A little history is perhaps in order. In 2002, Maryland enacted the landmark Bridge to Excellence in Public Schools Act — the Thornton law — which embodied a progressive aid formula. But since fiscal year 2009, the increase in operational funding for education has not risen along with inflation. For that year, the governor and General Assembly changed the original statutory formula to eliminate the inflation allowance. Then, for fiscal year 2013, they allowed no more than 1 percent for inflation.

The cumulative effect has been to cost the 24 local school boards $700 million per year, compared to the original formula. As a result, school systems are reducing the number of teaching positions and other important in-school staff. Entire programs are being eliminated.

The Maryland Education Coalition believes that every child should have the opportunity for a comprehensive curriculum. Of course, rigorous instruction in reading mathematics, science, social studies and foreign languages should be provided.
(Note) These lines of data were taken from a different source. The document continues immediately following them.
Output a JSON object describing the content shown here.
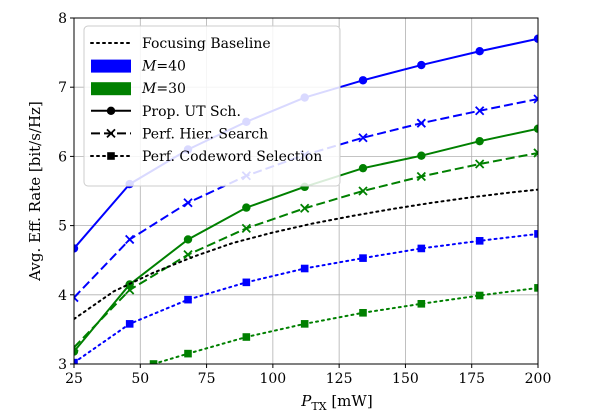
{
  "chart_data": {
    "type": "line",
    "xlabel": "P_TX [mW]",
    "xlabel_main": "P",
    "xlabel_sub": "TX",
    "xlabel_unit": " [mW]",
    "ylabel": "Avg. Eff. Rate [bit/s/Hz]",
    "xlim": [
      25,
      200
    ],
    "ylim": [
      3,
      8
    ],
    "xticks": [
      25,
      50,
      75,
      100,
      125,
      150,
      175,
      200
    ],
    "yticks": [
      3,
      4,
      5,
      6,
      7,
      8
    ],
    "grid": true,
    "legend_position": "upper left",
    "legend": [
      {
        "label": "Focusing Baseline",
        "style": "dotted",
        "marker": "none",
        "color": "#000000"
      },
      {
        "label_main": "M",
        "label_rest": "=40",
        "style": "patch",
        "color": "#0000ff"
      },
      {
        "label_main": "M",
        "label_rest": "=30",
        "style": "patch",
        "color": "#008000"
      },
      {
        "label": "Prop. UT Sch.",
        "style": "solid",
        "marker": "circle",
        "color": "#000000"
      },
      {
        "label": "Perf. Hier. Search",
        "style": "dashed",
        "marker": "x",
        "color": "#000000"
      },
      {
        "label": "Perf. Codeword Selection",
        "style": "dotted",
        "marker": "square",
        "color": "#000000"
      }
    ],
    "series": [
      {
        "group": "M=40",
        "scheme": "Prop. UT Sch.",
        "style": "solid",
        "marker": "circle",
        "color": "#0000ff",
        "x": [
          25,
          46,
          68,
          90,
          112,
          134,
          156,
          178,
          200
        ],
        "y": [
          4.67,
          5.6,
          6.1,
          6.5,
          6.85,
          7.1,
          7.32,
          7.52,
          7.7
        ]
      },
      {
        "group": "M=40",
        "scheme": "Perf. Hier. Search",
        "style": "dashed",
        "marker": "x",
        "color": "#0000ff",
        "x": [
          25,
          46,
          68,
          90,
          112,
          134,
          156,
          178,
          200
        ],
        "y": [
          3.96,
          4.8,
          5.33,
          5.72,
          6.02,
          6.27,
          6.48,
          6.66,
          6.83
        ]
      },
      {
        "group": "M=40",
        "scheme": "Perf. Codeword Selection",
        "style": "dotted",
        "marker": "square",
        "color": "#0000ff",
        "x": [
          25,
          46,
          68,
          90,
          112,
          134,
          156,
          178,
          200
        ],
        "y": [
          3.02,
          3.58,
          3.93,
          4.18,
          4.38,
          4.53,
          4.67,
          4.78,
          4.88
        ]
      },
      {
        "group": "M=30",
        "scheme": "Prop. UT Sch.",
        "style": "solid",
        "marker": "circle",
        "color": "#008000",
        "x": [
          25,
          46,
          68,
          90,
          112,
          134,
          156,
          178,
          200
        ],
        "y": [
          3.18,
          4.15,
          4.8,
          5.26,
          5.56,
          5.83,
          6.01,
          6.22,
          6.4
        ]
      },
      {
        "group": "M=30",
        "scheme": "Perf. Hier. Search",
        "style": "dashed",
        "marker": "x",
        "color": "#008000",
        "x": [
          25,
          46,
          68,
          90,
          112,
          134,
          156,
          178,
          200
        ],
        "y": [
          3.24,
          4.07,
          4.58,
          4.96,
          5.25,
          5.5,
          5.71,
          5.89,
          6.05
        ]
      },
      {
        "group": "M=30",
        "scheme": "Perf. Codeword Selection",
        "style": "dotted",
        "marker": "square",
        "color": "#008000",
        "x": [
          55,
          68,
          90,
          112,
          134,
          156,
          178,
          200
        ],
        "y": [
          3.0,
          3.15,
          3.39,
          3.58,
          3.74,
          3.87,
          3.99,
          4.1
        ]
      },
      {
        "group": "baseline",
        "scheme": "Focusing Baseline",
        "style": "dotted",
        "marker": "none",
        "color": "#000000",
        "x": [
          25,
          40,
          55,
          70,
          85,
          100,
          115,
          130,
          145,
          160,
          175,
          190,
          200
        ],
        "y": [
          3.65,
          4.05,
          4.32,
          4.55,
          4.75,
          4.9,
          5.03,
          5.14,
          5.24,
          5.33,
          5.41,
          5.48,
          5.52
        ]
      }
    ]
  }
}
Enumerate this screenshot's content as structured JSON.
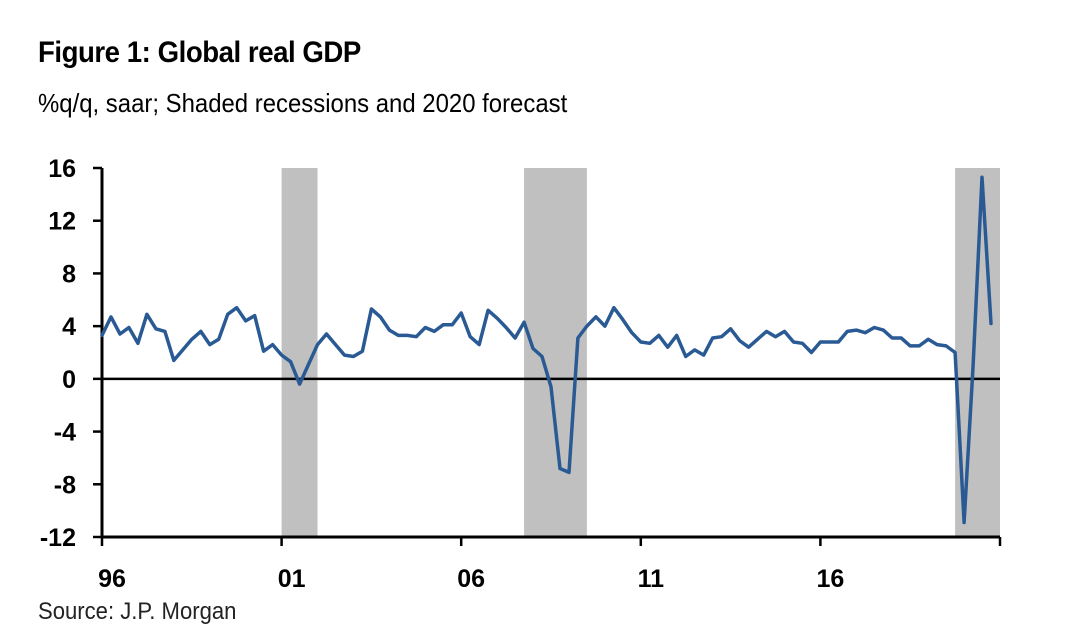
{
  "chart_data": {
    "type": "line",
    "title": "Figure 1: Global real GDP",
    "subtitle": "%q/q, saar; Shaded recessions and 2020 forecast",
    "source": "Source: J.P. Morgan",
    "xlabel": "",
    "ylabel": "",
    "ylim": [
      -12,
      16
    ],
    "yticks": [
      16,
      12,
      8,
      4,
      0,
      -4,
      -8,
      -12
    ],
    "xlim": [
      1996,
      2021
    ],
    "xticks": [
      {
        "value": 1996,
        "label": "96"
      },
      {
        "value": 2001,
        "label": "01"
      },
      {
        "value": 2006,
        "label": "06"
      },
      {
        "value": 2011,
        "label": "11"
      },
      {
        "value": 2016,
        "label": "16"
      },
      {
        "value": 2021,
        "label": ""
      }
    ],
    "grid": false,
    "legend": "none",
    "zero_line": true,
    "recessions": [
      {
        "start": 2001.0,
        "end": 2002.0
      },
      {
        "start": 2007.75,
        "end": 2009.5
      },
      {
        "start": 2019.75,
        "end": 2021.0
      }
    ],
    "series": [
      {
        "name": "Global real GDP",
        "color": "#2a5a94",
        "x_start": 1996.0,
        "x_step": 0.25,
        "values": [
          3.3,
          4.7,
          3.4,
          3.9,
          2.7,
          4.9,
          3.8,
          3.6,
          1.4,
          2.2,
          3.0,
          3.6,
          2.6,
          3.0,
          4.9,
          5.4,
          4.4,
          4.8,
          2.1,
          2.6,
          1.8,
          1.3,
          -0.4,
          1.1,
          2.6,
          3.4,
          2.6,
          1.8,
          1.7,
          2.1,
          5.3,
          4.7,
          3.7,
          3.3,
          3.3,
          3.2,
          3.9,
          3.6,
          4.1,
          4.1,
          5.0,
          3.2,
          2.6,
          5.2,
          4.6,
          3.9,
          3.1,
          4.3,
          2.3,
          1.7,
          -0.6,
          -6.8,
          -7.1,
          3.1,
          4.0,
          4.7,
          4.0,
          5.4,
          4.5,
          3.5,
          2.8,
          2.7,
          3.3,
          2.4,
          3.3,
          1.7,
          2.2,
          1.8,
          3.1,
          3.2,
          3.8,
          2.9,
          2.4,
          3.0,
          3.6,
          3.2,
          3.6,
          2.8,
          2.7,
          2.0,
          2.8,
          2.8,
          2.8,
          3.6,
          3.7,
          3.5,
          3.9,
          3.7,
          3.1,
          3.1,
          2.5,
          2.5,
          3.0,
          2.6,
          2.5,
          2.0,
          -10.9,
          1.0,
          15.3,
          4.2
        ]
      }
    ]
  }
}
But programs in art, music, drama, and physical education are equally important. These opportunities are disappearing — and some of our kids are going with them.

On the capital side, increased state aid has not kept up with need, especially in Baltimore. Many city schools have deteriorated so badly that they are not only unfit as learning environments but unhealthy as well. Even in the wealthier parts of the state, sprawl and enrollment increases have created large unmet needs.
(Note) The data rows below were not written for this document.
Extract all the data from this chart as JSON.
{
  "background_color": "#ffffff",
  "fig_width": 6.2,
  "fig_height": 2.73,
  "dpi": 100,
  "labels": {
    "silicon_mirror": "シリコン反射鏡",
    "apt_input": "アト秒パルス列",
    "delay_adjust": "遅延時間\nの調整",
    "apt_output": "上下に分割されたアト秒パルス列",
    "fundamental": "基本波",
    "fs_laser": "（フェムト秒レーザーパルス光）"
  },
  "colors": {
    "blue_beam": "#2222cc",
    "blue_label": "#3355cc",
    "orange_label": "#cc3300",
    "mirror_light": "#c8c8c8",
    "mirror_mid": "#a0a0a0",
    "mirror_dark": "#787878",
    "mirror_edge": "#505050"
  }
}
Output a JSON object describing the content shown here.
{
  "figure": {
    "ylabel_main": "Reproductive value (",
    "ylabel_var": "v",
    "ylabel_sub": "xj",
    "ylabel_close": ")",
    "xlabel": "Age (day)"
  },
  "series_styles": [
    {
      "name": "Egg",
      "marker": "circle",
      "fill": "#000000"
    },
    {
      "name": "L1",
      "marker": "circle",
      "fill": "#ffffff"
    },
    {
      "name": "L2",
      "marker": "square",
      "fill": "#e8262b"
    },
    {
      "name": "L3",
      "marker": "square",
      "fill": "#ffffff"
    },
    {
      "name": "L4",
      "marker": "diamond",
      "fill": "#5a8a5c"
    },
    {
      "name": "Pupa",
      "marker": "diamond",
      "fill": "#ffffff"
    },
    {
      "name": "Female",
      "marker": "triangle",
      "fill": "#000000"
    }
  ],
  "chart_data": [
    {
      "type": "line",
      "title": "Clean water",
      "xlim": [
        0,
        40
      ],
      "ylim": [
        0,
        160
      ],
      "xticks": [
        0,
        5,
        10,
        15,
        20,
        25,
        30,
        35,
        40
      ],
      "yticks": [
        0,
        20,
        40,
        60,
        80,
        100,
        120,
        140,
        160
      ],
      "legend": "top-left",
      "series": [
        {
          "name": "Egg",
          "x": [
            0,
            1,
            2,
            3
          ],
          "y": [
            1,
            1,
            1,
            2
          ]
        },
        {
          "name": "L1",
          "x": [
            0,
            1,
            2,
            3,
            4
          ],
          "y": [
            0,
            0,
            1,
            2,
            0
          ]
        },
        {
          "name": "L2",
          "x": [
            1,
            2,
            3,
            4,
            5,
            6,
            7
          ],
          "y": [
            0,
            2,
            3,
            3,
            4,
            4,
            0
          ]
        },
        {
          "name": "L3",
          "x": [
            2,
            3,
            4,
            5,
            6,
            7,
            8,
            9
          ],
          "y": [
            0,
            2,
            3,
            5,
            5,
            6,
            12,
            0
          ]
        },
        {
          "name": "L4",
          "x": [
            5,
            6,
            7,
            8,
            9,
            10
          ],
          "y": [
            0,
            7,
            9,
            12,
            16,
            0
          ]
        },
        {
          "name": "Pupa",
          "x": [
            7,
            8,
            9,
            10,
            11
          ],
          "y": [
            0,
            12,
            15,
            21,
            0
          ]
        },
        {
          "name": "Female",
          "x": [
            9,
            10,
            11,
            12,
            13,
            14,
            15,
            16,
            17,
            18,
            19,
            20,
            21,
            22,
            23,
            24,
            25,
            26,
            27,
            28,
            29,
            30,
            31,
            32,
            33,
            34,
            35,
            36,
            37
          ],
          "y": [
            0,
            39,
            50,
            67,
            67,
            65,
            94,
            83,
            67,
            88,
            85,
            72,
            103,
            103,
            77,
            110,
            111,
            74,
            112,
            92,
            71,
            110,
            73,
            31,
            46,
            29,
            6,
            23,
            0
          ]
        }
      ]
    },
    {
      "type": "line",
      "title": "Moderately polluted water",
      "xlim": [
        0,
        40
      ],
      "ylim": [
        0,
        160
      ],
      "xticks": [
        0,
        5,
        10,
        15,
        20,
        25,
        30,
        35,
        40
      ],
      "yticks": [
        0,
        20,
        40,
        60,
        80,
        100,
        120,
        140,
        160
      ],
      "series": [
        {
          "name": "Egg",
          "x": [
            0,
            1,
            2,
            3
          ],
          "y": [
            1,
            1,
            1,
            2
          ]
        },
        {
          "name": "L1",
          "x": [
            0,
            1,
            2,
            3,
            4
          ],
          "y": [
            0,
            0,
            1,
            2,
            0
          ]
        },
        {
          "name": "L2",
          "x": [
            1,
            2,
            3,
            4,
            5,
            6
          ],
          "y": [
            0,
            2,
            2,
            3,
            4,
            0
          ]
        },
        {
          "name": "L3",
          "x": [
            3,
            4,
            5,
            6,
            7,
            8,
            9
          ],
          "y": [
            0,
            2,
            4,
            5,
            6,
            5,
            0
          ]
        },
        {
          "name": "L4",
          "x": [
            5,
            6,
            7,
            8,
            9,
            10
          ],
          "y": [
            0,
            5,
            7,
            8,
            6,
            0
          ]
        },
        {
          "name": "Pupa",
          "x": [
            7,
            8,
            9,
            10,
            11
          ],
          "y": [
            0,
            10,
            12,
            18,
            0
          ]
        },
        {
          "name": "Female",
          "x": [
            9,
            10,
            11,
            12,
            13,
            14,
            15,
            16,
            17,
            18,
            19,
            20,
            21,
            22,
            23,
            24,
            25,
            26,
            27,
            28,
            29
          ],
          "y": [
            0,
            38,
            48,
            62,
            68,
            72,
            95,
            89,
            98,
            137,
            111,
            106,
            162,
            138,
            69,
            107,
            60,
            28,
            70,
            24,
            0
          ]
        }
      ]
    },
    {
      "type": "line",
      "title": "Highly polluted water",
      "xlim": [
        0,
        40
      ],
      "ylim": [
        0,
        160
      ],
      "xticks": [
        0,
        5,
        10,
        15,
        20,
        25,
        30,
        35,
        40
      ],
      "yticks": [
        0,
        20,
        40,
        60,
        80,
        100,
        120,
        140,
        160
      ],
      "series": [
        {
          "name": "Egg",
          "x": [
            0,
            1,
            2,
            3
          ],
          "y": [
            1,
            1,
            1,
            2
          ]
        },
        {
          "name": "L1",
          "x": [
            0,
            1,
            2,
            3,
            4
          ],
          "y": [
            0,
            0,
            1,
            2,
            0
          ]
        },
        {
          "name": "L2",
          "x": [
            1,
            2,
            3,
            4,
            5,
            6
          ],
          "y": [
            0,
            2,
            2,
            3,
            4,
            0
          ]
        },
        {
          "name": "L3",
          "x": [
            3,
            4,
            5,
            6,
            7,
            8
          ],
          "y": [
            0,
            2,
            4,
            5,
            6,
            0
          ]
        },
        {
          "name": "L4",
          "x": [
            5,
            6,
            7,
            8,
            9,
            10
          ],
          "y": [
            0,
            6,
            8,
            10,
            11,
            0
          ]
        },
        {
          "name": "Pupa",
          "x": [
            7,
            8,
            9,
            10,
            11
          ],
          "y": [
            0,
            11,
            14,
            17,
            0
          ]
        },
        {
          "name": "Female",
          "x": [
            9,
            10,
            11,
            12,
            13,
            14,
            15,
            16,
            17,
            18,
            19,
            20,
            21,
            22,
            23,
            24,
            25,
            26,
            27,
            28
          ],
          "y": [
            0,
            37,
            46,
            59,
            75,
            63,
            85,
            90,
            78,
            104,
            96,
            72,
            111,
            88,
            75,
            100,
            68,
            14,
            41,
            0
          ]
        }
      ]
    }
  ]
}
Despite the governor's promise, the legislature may still cut from the budget he has proposed before it is enacted at the end of this legislative session. The success of the referendum expanding gambling doesn't guarantee that those profits increase total school funding, either. Moreover, in future years, other governors could favor different priorities, leaving public schools even more vulnerable to staff and program reductions.

All students, regardless of race, class, wealth or jurisdiction, should get a quality education. Maryland's historic commitment to equitable and adequate funding of public schools has improved learning generally, reduced disparities and brought national recognition, but injustices remain within and among school districts.

That's why a law that creates a statewide base level of funding for school construction — in tandem with the envisioned long-term mechanism for funding city schools construction — is important. It's also why the loopholes that have emerged in the state's landmark funding formula for education finance should be definitively fixed, so that as costs rise the formula keeps pace.

If Governor O'Malley succeeds in directing $336 million toward remedying the dilapidated and unhealthful conditions in so many of our schools, it will be a step forward. We should, in any case, prepare for changes in circumstance that might come in future administrations.

Maryland has once again been named tops in the country for its public K-12 education results. That's an honor, and it reflects a substantial and sustained investment in our schoolchildren. It also creates conditions for continued prosperity. Let's make our investment a fuller pledge, a central and continuing hallmark of this state, and a commitment that is protected and prioritized in law.